# How do I overwinter ginger?



## magnolia2017 (Dec 5, 2005)

I planted some ginger root in pots outside this spring and it has done well. Now winter is approaching and I'm wondering if I should let it go dormant after I bring it inside or can I keep it going year round?

Thanks,
Maggie


----------



## susieM (Apr 23, 2006)

Isn't ginger lovely? Is yours giving you red flowers, or those beautiful-smelling yellow flowers?

I stuck some in the ground that I had brought to France from Hawaii, and it grows back every year, after dying back with the first frost. If you live in a very cold place, try covering it with straw or a bushel basket for the winter.

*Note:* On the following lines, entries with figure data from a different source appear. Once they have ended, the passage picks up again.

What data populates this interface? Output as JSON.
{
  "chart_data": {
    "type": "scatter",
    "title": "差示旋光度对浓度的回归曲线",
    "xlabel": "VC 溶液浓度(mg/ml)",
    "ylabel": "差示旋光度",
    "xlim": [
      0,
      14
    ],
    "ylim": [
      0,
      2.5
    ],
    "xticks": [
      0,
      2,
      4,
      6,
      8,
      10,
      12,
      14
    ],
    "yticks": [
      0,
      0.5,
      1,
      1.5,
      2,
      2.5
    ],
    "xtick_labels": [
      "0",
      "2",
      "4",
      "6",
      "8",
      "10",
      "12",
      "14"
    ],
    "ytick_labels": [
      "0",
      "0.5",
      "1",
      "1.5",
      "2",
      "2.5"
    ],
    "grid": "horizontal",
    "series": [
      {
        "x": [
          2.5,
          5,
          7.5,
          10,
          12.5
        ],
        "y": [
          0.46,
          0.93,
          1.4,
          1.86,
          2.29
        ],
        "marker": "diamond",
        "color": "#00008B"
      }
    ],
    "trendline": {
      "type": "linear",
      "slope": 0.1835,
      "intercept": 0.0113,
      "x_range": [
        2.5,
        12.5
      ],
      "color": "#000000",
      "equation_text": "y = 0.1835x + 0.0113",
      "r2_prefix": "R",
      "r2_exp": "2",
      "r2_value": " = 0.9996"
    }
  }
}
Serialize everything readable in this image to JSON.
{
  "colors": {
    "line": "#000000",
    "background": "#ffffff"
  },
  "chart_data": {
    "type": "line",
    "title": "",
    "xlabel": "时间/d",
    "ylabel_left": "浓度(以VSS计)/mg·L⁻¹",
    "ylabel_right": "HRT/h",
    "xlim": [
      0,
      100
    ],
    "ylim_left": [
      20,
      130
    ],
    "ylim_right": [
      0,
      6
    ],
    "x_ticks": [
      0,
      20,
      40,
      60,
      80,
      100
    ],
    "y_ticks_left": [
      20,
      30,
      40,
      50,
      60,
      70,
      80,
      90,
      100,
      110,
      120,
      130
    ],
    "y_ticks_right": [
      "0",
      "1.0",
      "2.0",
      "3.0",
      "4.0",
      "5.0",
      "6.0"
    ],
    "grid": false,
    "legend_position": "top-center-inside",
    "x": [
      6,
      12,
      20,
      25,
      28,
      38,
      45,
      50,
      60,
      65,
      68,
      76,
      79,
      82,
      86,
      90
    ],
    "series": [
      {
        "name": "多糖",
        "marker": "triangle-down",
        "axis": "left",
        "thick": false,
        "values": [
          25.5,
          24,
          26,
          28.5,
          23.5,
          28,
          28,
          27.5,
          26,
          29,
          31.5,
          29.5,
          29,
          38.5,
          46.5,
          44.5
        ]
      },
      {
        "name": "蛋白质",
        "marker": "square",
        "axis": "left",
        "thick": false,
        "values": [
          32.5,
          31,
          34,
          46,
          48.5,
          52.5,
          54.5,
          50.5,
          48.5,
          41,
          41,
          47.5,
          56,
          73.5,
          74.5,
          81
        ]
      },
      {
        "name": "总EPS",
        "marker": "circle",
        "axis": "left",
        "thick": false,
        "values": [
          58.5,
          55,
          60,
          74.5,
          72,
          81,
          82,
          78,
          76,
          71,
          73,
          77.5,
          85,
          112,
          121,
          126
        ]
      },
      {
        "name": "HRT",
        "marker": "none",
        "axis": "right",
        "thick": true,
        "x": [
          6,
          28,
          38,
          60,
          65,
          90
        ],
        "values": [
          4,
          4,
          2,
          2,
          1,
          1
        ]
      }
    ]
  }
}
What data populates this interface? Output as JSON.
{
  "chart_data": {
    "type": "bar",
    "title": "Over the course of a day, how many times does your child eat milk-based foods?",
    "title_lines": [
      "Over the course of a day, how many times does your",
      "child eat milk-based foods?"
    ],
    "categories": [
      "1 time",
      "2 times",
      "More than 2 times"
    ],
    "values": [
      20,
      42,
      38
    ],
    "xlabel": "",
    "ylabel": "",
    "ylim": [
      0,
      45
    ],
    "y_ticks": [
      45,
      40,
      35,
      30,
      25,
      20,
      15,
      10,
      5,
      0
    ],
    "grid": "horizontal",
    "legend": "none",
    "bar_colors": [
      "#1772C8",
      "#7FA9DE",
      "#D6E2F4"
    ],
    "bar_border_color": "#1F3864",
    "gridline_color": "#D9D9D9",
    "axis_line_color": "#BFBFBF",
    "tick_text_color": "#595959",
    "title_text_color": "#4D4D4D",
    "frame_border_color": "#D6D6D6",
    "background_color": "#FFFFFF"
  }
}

Or dig some up and make it be a houseplant...it loves living in a big pot in the house.


----------



## vicker (Jul 11, 2003)

Last year, someone said their mother (Asian, I believe) kept her's in a container of sand (damp if I recall) under the sink all winter.


----------



## Guest (Sep 25, 2006)

Edible ginger will go dormant once the cold weather sets in. The tops will die off leaving the tuber (rhizome?) in the ground. I'm pretty sure it won't take winter lows in West Virginia though so once the tops have died back bring the pots into some place cool, but above freezing until next Spring when the weather stays reliable above freezing. A basement or some such place is good. Keep the potting media slightly damp over the winter but not more than that.

.....Alan.


----------



## magnolia2017 (Dec 5, 2005)

Thanks for the replies 

Will be bringing the ginger in soon. As for flowers, I didn't notice any but anxious to see what next year will bring.

Maggie


----------



## rwinsouthla (Oct 24, 2005)

Even in south Louisiana, the first frost kills the tops. I rake up the leaves on an acre of my lot with rake and lawnmower and put 6-8" over all of the ginger in my yard and it always gets going quickly in the spring. 

On the flowers, the kind that I have, and I don't know the scientific name of it, if it doesn't get below 28 degrees, it flowers the second year. If we get below about 28, no chance for flowers the following year. The butterfly ginger I think flowers every year.


----------